Terry Steele led the group at NTU Singapore that developed the electrically controlled glue
Photo: NTU Singapore

Glue is playing an increasingly important role in manufacturing and technology—for example, in cars and airplanes, new and lighter materials, such as carbon composites and plastics are now an important constituant. And with such material, instead of bolts, screws and welds to hold things together, manufacturers are increasingly using high-quality glues.

The glues most of us are familier with are hardened and become adhesive by chemical means.  For example superglue hardens due to a chemical interaction with the water vapour in air.  Other ways glues rely on chemical changes induced by heat or  light.  However, these glues usually  don't work in wet environments:  Superglue will preferentially stick to water molecules instead of solid surfaces, for example.

Now a research group led by chemist Terry Steele at Nanyang Technological University (NTU) in Singapore has developed a glue that  hardens when a low voltage is applied to it.  They recently reported their research with the new adhesive, nicknamed “Voltaglue,” in Nature Communications.

“We had to find a way to make glue which cures (hardens) when we want it to without being affected by environmental conditions, so electricity was the best approach for us.
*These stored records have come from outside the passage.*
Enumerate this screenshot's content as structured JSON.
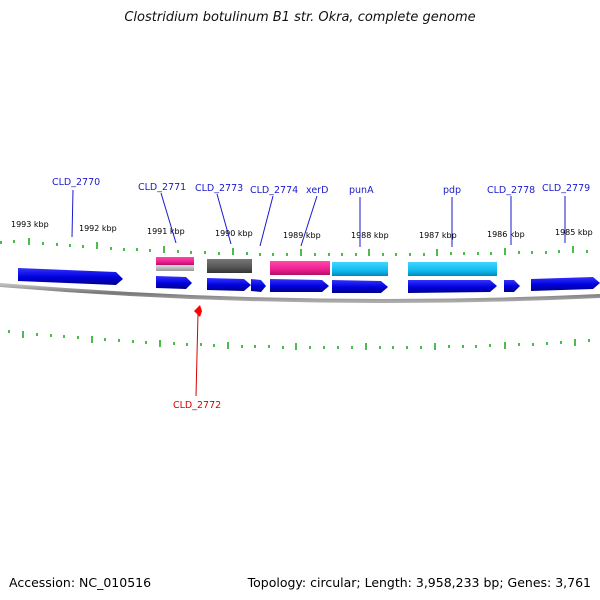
{
  "title": "Clostridium botulinum B1 str. Okra, complete genome",
  "footer": {
    "accession": "Accession: NC_010516",
    "summary": "Topology: circular; Length: 3,958,233 bp; Genes: 3,761"
  },
  "colors": {
    "cds_forward": "#0000ee",
    "cds_reverse": "#ff0000",
    "pink": "#ee1f8f",
    "cyan": "#11bbee",
    "gray": "#555555",
    "tick": "#00a000",
    "backbone": "#888888"
  },
  "kbp_labels": [
    "1993 kbp",
    "1992 kbp",
    "1991 kbp",
    "1990 kbp",
    "1989 kbp",
    "1988 kbp",
    "1987 kbp",
    "1986 kbp",
    "1985 kbp"
  ],
  "gene_labels": [
    {
      "text": "CLD_2770",
      "strand": "forward"
    },
    {
      "text": "CLD_2771",
      "strand": "forward"
    },
    {
      "text": "CLD_2773",
      "strand": "forward"
    },
    {
      "text": "CLD_2774",
      "strand": "forward"
    },
    {
      "text": "xerD",
      "strand": "forward"
    },
    {
      "text": "punA",
      "strand": "forward"
    },
    {
      "text": "pdp",
      "strand": "forward"
    },
    {
      "text": "CLD_2778",
      "strand": "forward"
    },
    {
      "text": "CLD_2779",
      "strand": "forward"
    },
    {
      "text": "CLD_2772",
      "strand": "reverse"
    }
  ]
}
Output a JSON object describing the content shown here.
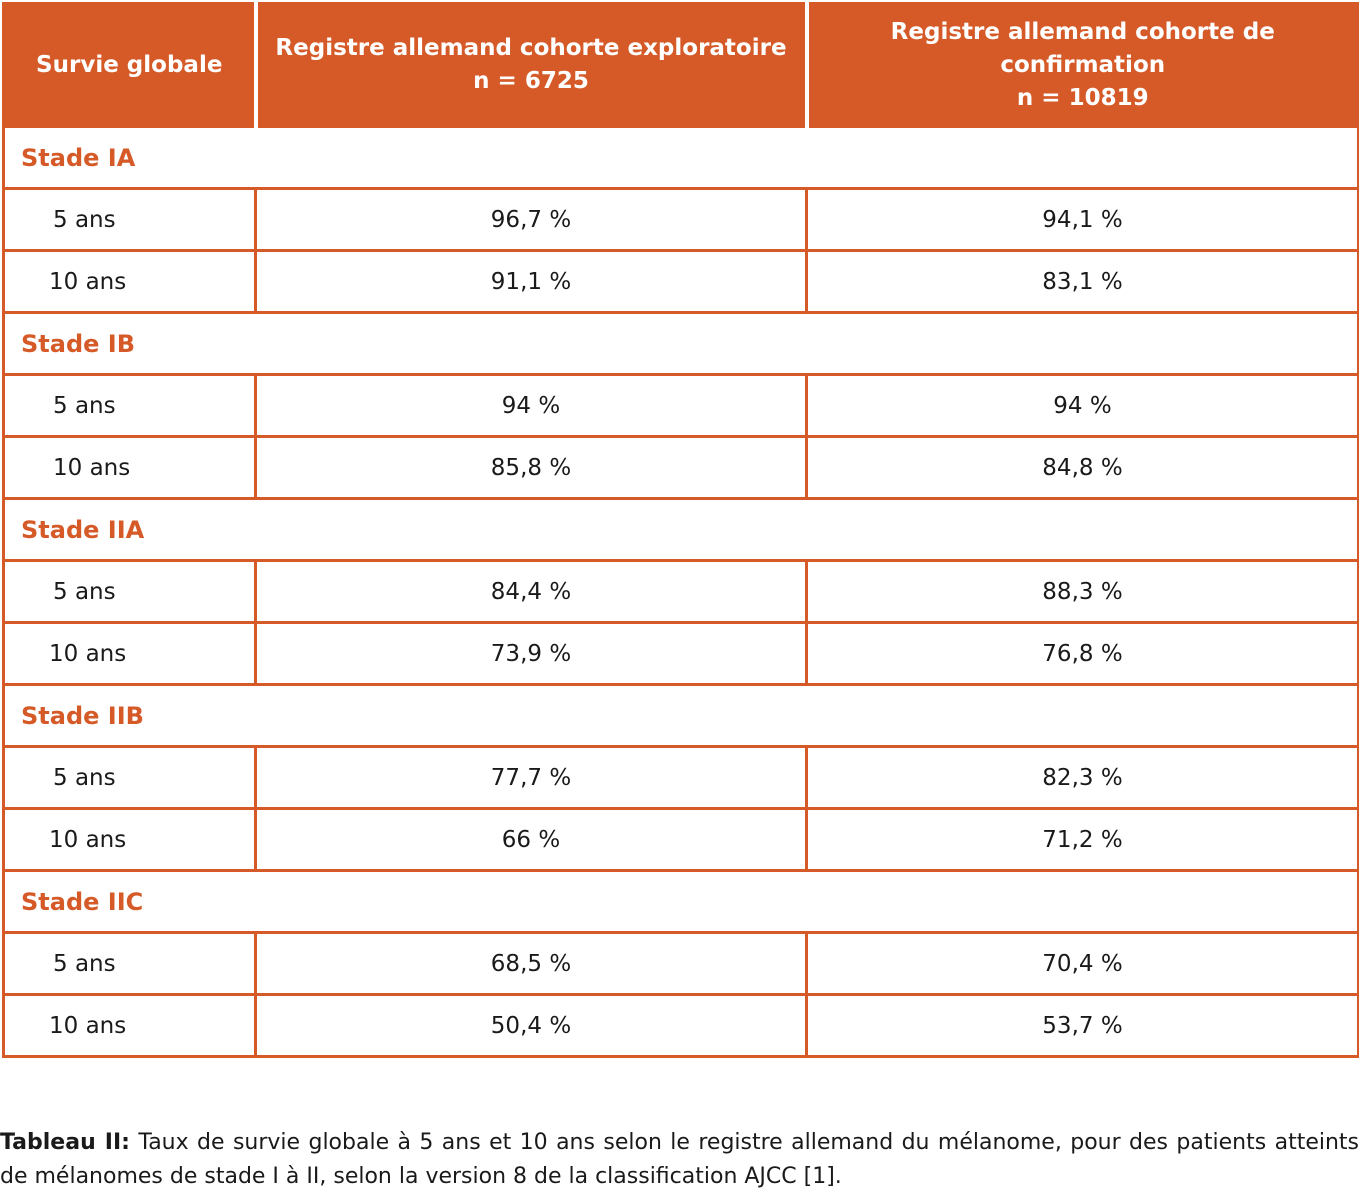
{
  "colors": {
    "accent": "#d55a27",
    "header_text": "#ffffff",
    "body_text": "#1a1a1a"
  },
  "header": {
    "col1": "Survie globale",
    "col2_line1": "Registre allemand cohorte exploratoire",
    "col2_line2": "n = 6725",
    "col3_line1": "Registre allemand cohorte de",
    "col3_line2": "confirmation",
    "col3_line3": "n = 10819"
  },
  "stages": [
    {
      "label": "Stade IA",
      "rows": [
        {
          "period": "5 ans",
          "exploratoire": "96,7 %",
          "confirmation": "94,1 %"
        },
        {
          "period": "10 ans",
          "exploratoire": "91,1 %",
          "confirmation": "83,1 %"
        }
      ]
    },
    {
      "label": "Stade IB",
      "rows": [
        {
          "period": "5 ans",
          "exploratoire": "94 %",
          "confirmation": "94 %"
        },
        {
          "period": "10 ans",
          "exploratoire": "85,8 %",
          "confirmation": "84,8 %"
        }
      ]
    },
    {
      "label": "Stade IIA",
      "rows": [
        {
          "period": "5 ans",
          "exploratoire": "84,4 %",
          "confirmation": "88,3 %"
        },
        {
          "period": "10 ans",
          "exploratoire": "73,9 %",
          "confirmation": "76,8 %"
        }
      ]
    },
    {
      "label": "Stade IIB",
      "rows": [
        {
          "period": "5 ans",
          "exploratoire": "77,7 %",
          "confirmation": "82,3 %"
        },
        {
          "period": "10 ans",
          "exploratoire": "66 %",
          "confirmation": "71,2 %"
        }
      ]
    },
    {
      "label": "Stade IIC",
      "rows": [
        {
          "period": "5 ans",
          "exploratoire": "68,5 %",
          "confirmation": "70,4 %"
        },
        {
          "period": "10 ans",
          "exploratoire": "50,4 %",
          "confirmation": "53,7 %"
        }
      ]
    }
  ],
  "caption": {
    "lead": "Tableau II:",
    "text": " Taux de survie globale à 5 ans et 10 ans selon le registre allemand du mélanome, pour des patients atteints de mélanomes de stade I à II, selon la version 8 de la classification AJCC [1]."
  }
}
The hardness of our glue can be adjusted by the amount of time we apply a voltage to it, which we call electrocuring,” says Steele in a NTU press release.

Steele cited two applications that highlighted the advantage of a glue whose hardness was easily adjustable: joining materials immersed in water or replacing sutures during surgery in human tissue. “For example, if we are gluing metal panels underwater, we want it hard enough to stick for a long time. However, for medical applications we want the glue to be more rubber-like so it wouldn’t cause any damage to the surrounding soft tissues,”  Steele also says  in the press release

The glue consists of a layer of hydrogel, a water based gel into which are dissolved carbon molecules called carbenes that are attached to plastic dendrimers, which are typically spherical large molecules.  Using electrodes to apply two volts across the glue causes the carbenes to start bonding with other dendrimers and nearby surfaces.  Once the voltage is removed, the bonding activity stops. 

The researchers have patented Voltaglue through NTUitive, NTU's innovation and enterprise company.

The new glue may also make recycling easier.  Cars could be designed in such a way that their components could become unglued and so more easily dissassembled.  Steele and his colleagues are now researching ways to make the action of the glue reversible by, for example, changing the polarity of the applied voltage.